Breaking the Glass Ceiling for Embedding-Based Classifiers for Large Output Spaces

Part of Advances in Neural Information Processing Systems 32 (NeurIPS 2019)

AuthorFeedback Bibtex MetaReview Metadata Paper Reviews Supplemental

Authors

Chuan Guo, Ali Mousavi, Xiang Wu, Daniel N. Holtmann-Rice, Satyen Kale, Sashank Reddi, Sanjiv Kumar

Abstract

In extreme classification settings, embedding-based neural network models are currently not competitive with sparse linear and tree-based methods in terms of accuracy. Most prior works attribute this poor performance to the low-dimensional bottleneck in embedding-based methods.

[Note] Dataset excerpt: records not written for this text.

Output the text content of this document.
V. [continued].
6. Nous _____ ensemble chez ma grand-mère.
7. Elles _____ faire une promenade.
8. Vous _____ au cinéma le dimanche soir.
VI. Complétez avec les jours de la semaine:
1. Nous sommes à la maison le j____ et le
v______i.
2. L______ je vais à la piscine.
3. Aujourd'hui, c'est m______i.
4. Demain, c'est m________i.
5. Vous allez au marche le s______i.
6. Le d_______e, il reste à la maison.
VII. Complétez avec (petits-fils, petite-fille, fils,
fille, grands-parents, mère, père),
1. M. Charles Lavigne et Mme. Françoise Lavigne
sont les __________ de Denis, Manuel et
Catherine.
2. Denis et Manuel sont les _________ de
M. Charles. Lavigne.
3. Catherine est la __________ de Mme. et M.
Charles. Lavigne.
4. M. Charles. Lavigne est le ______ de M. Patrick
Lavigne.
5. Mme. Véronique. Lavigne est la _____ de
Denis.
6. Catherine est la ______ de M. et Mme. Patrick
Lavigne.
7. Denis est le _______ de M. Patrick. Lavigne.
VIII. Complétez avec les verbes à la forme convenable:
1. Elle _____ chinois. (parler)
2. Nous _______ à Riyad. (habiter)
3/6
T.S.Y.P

In this paper, we demonstrate that theoretically there is no limitation to using low-dimensional embedding-based methods, and provide experimental evidence that overfitting is the root cause of the poor performance of embedding-based methods. These findings motivate us to investigate novel data augmentation and regularization techniques to mitigate overfitting. To this end, we propose GLaS, a new regularizer for embedding-based neural network approaches. It is a natural generalization from the graph Laplacian and spread-out regularizers, and empirically it addresses the drawback of each regularizer alone when applied to the extreme classification setup. With the proposed techniques, we attain or improve upon the state-of-the-art on most widely tested public extreme classification datasets with hundreds of thousands of labels.